SKEDSOFT

Data Mining & Data Warehousing

Introduction: With the growth of the Web, community mining has attracted increasing attention. A great deal of such work has focused on mining implicit communities of Web pages, of scientific literature from the Web, and of document citations. In principle, a community can be defined as a group of objects sharing some common properties. Community mining can be thought of as subgraph identification. For example, in Web page linkage, two Web pages (objects) are related if there is a hyperlink between them. A graph of Web page linkages can be mined to identify a community or set of Web pages on a particular topic.

  • Most techniques for graph mining and community mining are based on a homogenous graph, that is, they assume only one kind of relationship exists between the objects.
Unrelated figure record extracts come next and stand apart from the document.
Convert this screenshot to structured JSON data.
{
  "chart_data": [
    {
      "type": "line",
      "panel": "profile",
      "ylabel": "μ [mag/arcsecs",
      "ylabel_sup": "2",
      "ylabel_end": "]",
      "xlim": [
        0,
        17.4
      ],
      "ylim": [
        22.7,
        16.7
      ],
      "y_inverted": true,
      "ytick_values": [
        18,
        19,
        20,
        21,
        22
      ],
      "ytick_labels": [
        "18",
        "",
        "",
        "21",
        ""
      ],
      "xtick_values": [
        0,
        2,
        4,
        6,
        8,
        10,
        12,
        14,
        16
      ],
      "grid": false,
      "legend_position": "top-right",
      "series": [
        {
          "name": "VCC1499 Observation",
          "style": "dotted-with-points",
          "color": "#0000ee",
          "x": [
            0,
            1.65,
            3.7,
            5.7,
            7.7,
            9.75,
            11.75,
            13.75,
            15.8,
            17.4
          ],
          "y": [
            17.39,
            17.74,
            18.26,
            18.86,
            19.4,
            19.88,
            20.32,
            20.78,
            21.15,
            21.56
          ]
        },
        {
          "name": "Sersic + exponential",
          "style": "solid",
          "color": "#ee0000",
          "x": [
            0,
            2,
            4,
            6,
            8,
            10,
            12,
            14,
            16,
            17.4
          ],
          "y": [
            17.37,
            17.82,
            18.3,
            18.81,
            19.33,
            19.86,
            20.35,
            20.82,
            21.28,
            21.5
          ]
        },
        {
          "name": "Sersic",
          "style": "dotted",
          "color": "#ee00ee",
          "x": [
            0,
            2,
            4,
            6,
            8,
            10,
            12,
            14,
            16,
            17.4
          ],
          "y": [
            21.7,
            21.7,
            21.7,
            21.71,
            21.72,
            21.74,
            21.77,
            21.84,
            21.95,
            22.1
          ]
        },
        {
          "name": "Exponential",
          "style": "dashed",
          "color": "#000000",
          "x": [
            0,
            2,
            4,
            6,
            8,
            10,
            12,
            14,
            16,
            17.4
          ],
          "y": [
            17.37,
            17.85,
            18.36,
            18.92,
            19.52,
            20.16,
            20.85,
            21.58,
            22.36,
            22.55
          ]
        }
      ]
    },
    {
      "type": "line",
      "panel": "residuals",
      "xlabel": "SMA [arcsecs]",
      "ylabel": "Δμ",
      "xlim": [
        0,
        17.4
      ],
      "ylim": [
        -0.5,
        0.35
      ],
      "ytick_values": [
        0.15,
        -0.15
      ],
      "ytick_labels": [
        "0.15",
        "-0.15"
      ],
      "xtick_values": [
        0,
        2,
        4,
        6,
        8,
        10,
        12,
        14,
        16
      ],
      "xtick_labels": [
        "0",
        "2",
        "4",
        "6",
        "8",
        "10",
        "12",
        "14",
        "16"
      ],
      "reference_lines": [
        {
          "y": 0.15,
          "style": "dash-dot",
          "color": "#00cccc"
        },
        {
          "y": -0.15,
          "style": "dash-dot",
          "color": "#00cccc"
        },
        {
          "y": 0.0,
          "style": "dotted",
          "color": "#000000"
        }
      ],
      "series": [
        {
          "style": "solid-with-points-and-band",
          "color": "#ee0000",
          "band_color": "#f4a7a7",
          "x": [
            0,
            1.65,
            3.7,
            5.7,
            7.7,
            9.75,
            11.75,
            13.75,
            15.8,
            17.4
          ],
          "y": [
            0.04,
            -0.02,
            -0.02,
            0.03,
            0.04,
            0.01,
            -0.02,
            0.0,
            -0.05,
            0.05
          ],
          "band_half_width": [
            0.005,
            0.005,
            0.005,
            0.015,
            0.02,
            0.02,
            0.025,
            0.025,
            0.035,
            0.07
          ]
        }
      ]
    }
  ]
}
However, in real social networks, there are always various kinds of relationships between the objects. Each relation can be viewed as a relation network. In this sense, the multiple relations form a multi relational social network (also referred to as a heterogeneous social network). Each kind of relation may play a distinct role in a particular task. Here, the different relation graphs can provide us with different communities.
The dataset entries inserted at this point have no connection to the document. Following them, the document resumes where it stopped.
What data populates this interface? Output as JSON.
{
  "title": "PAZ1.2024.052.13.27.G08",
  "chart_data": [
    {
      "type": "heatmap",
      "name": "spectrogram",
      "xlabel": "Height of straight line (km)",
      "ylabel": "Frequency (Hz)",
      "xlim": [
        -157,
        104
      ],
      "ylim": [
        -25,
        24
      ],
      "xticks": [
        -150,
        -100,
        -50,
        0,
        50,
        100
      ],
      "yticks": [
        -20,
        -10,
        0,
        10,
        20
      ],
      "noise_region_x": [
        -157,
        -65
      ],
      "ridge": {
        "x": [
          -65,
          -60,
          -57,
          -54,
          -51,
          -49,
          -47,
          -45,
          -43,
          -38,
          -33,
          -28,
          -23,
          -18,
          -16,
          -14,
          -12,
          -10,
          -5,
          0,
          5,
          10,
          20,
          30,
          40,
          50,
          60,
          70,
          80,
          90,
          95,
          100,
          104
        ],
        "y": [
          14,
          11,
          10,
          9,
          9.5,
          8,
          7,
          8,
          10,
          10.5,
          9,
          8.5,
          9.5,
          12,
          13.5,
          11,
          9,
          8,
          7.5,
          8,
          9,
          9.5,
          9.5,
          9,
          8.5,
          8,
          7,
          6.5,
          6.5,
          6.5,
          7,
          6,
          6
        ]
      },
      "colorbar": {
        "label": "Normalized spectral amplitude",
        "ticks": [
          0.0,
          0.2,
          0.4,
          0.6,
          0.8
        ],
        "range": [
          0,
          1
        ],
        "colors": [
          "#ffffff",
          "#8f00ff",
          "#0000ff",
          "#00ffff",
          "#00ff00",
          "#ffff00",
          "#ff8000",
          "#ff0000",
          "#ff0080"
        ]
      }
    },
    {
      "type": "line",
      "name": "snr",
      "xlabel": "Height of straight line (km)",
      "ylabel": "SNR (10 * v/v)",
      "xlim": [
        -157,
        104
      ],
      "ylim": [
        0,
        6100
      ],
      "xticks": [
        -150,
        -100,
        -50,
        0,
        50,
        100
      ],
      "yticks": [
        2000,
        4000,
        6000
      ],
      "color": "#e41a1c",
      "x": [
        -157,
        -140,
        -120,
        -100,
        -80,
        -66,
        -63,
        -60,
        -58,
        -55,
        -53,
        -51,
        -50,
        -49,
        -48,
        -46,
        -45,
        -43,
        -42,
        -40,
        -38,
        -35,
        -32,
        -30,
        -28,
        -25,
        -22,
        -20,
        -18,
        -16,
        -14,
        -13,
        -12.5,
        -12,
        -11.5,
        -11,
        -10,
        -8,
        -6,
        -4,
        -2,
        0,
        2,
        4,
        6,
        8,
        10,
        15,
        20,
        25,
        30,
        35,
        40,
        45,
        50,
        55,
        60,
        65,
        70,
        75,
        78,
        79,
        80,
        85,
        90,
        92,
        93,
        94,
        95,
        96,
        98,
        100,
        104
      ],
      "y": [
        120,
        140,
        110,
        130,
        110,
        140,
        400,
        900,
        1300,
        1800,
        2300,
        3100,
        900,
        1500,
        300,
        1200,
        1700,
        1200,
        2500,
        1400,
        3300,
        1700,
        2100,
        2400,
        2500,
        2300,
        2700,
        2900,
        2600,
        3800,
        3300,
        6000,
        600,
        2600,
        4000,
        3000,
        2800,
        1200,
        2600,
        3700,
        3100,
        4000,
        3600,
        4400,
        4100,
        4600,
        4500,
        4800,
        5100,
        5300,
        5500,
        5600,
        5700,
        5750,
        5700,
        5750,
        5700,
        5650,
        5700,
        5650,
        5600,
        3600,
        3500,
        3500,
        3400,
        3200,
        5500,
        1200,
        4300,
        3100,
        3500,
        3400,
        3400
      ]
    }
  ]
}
  • To find a community with certain properties, we first need to identify which relation plays an important role in such a community. Such a relation might not exist explicitly, that is, we may need to first discover such a hidden relation before finding the community on such a relation network. Different users may be interested in different relations within a network. Thus, if we mine networks by assuming only one kind of relation, we may end up missing out on a lot of valuable hidden community information, and such mining may not be adaptable to the diverse information needs of various users. This brings us to the problem of multi relational community mining, which involves the mining of hidden communities on heterogeneous social networks.
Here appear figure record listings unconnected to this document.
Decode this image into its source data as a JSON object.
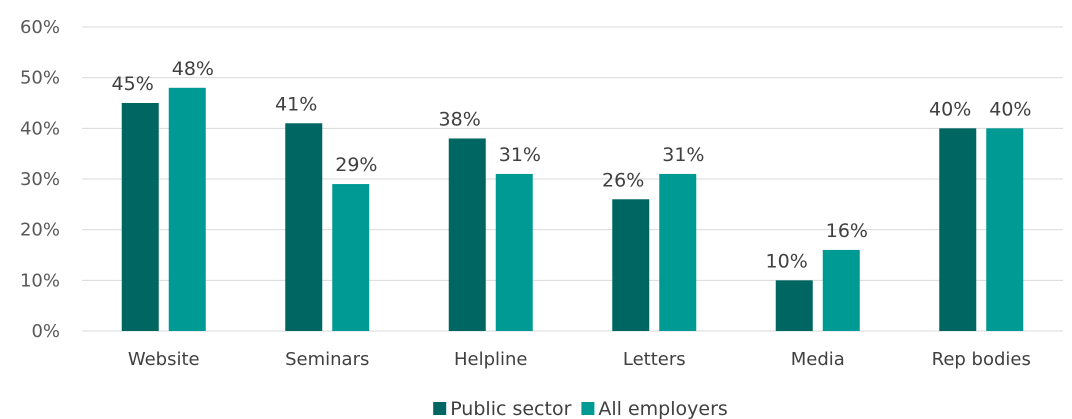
{
  "chart_data": {
    "type": "bar",
    "categories": [
      "Website",
      "Seminars",
      "Helpline",
      "Letters",
      "Media",
      "Rep bodies"
    ],
    "series": [
      {
        "name": "Public sector",
        "values": [
          45,
          41,
          38,
          26,
          10,
          40
        ],
        "labels": [
          "45%",
          "41%",
          "38%",
          "26%",
          "10%",
          "40%"
        ],
        "color": "#006661"
      },
      {
        "name": "All employers",
        "values": [
          48,
          29,
          31,
          31,
          16,
          40
        ],
        "labels": [
          "48%",
          "29%",
          "31%",
          "31%",
          "16%",
          "40%"
        ],
        "color": "#009a94"
      }
    ],
    "ylim": [
      0,
      60
    ],
    "yticks": [
      0,
      10,
      20,
      30,
      40,
      50,
      60
    ],
    "ytick_labels": [
      "0%",
      "10%",
      "20%",
      "30%",
      "40%",
      "50%",
      "60%"
    ],
    "grid": true,
    "legend_position": "bottom-center",
    "title": "",
    "xlabel": "",
    "ylabel": ""
  }
}
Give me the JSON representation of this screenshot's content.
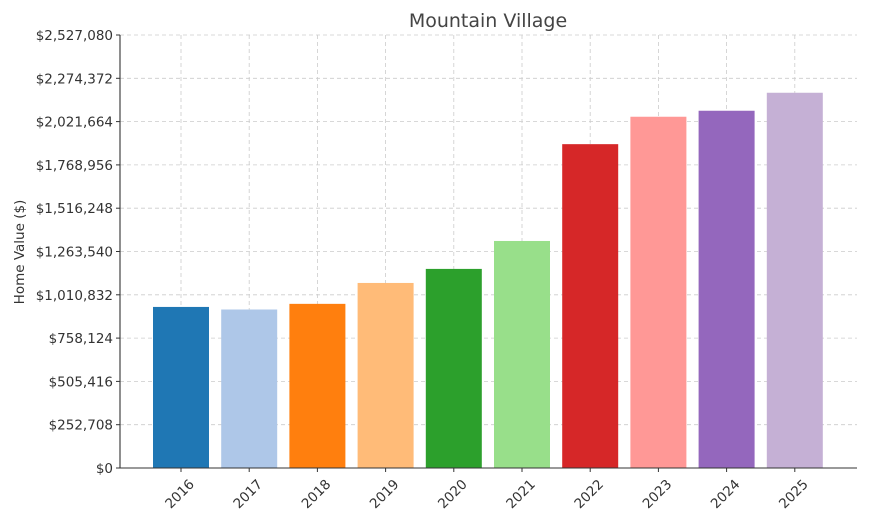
{
  "chart_data": {
    "type": "bar",
    "title": "Mountain Village",
    "xlabel": "",
    "ylabel": "Home Value ($)",
    "categories": [
      "2016",
      "2017",
      "2018",
      "2019",
      "2020",
      "2021",
      "2022",
      "2023",
      "2024",
      "2025"
    ],
    "values": [
      940000,
      925000,
      958000,
      1080000,
      1162000,
      1325000,
      1890000,
      2050000,
      2085000,
      2190000
    ],
    "colors": [
      "#1f77b4",
      "#aec7e8",
      "#ff7f0e",
      "#ffbb78",
      "#2ca02c",
      "#98df8a",
      "#d62728",
      "#ff9896",
      "#9467bd",
      "#c5b0d5"
    ],
    "ylim": [
      0,
      2527080
    ],
    "yticks": [
      0,
      252708,
      505416,
      758124,
      1010832,
      1263540,
      1516248,
      1768956,
      2021664,
      2274372,
      2527080
    ],
    "ytick_labels": [
      "$0",
      "$252,708",
      "$505,416",
      "$758,124",
      "$1,010,832",
      "$1,263,540",
      "$1,516,248",
      "$1,768,956",
      "$2,021,664",
      "$2,274,372",
      "$2,527,080"
    ],
    "grid": true,
    "legend": "none"
  }
}
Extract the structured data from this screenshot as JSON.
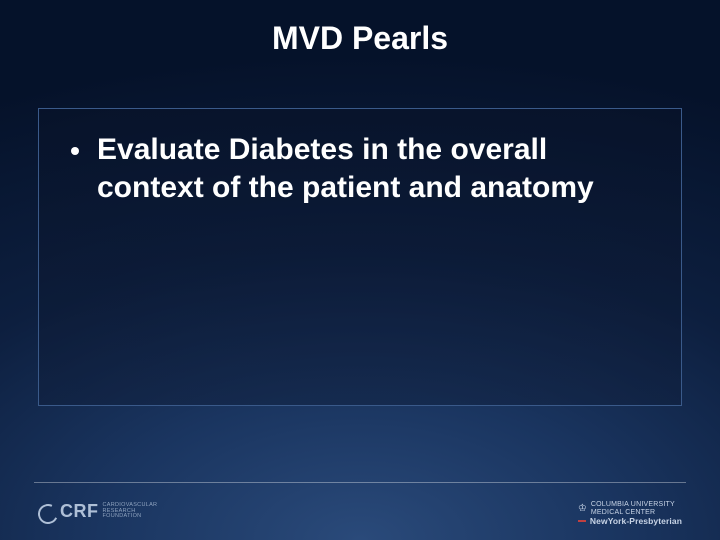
{
  "slide": {
    "title": "MVD Pearls",
    "title_fontsize": 32,
    "title_color": "#ffffff",
    "background_gradient": {
      "type": "radial",
      "stops": [
        "#2a4a7a",
        "#1a3560",
        "#0d1f3f",
        "#05122a"
      ]
    }
  },
  "content": {
    "box_border_color": "#3a5a8a",
    "bullets": [
      {
        "text": "Evaluate Diabetes in the overall context of the patient and anatomy",
        "fontsize": 30,
        "color": "#ffffff",
        "bullet_color": "#ffffff"
      }
    ]
  },
  "footer": {
    "left": {
      "mark": "CRF",
      "sub_line1": "CARDIOVASCULAR",
      "sub_line2": "RESEARCH",
      "sub_line3": "FOUNDATION"
    },
    "right": {
      "cu_line1": "COLUMBIA UNIVERSITY",
      "cu_line2": "MEDICAL CENTER",
      "nyp": "NewYork-Presbyterian"
    },
    "line_color": "rgba(255,255,255,0.35)",
    "text_color": "#aebfd6"
  }
}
  • Let us consider a simple example. In a typical human community, there may exist many relations: some people work at the same place; some share the same interests; some go to the same hospital, and so on. Mathematically, this community can be characterized by a large graph in which the nodes represent people and the edges evaluate their relation strength. Because there are different kinds of relations, the edges of this graph should be heterogeneous. For some tasks, we can also model this community using several homogeneous graphs. Each graph reflects one kind of relation. Suppose an infectious disease breaks out, and the government tries to find those most likely to be infected. Obviously, the existing relationships among people cannot play an equivalent role. It seems reasonable to assume that under such a situation the relation “works at the same place” or “lives together” should play a critical role.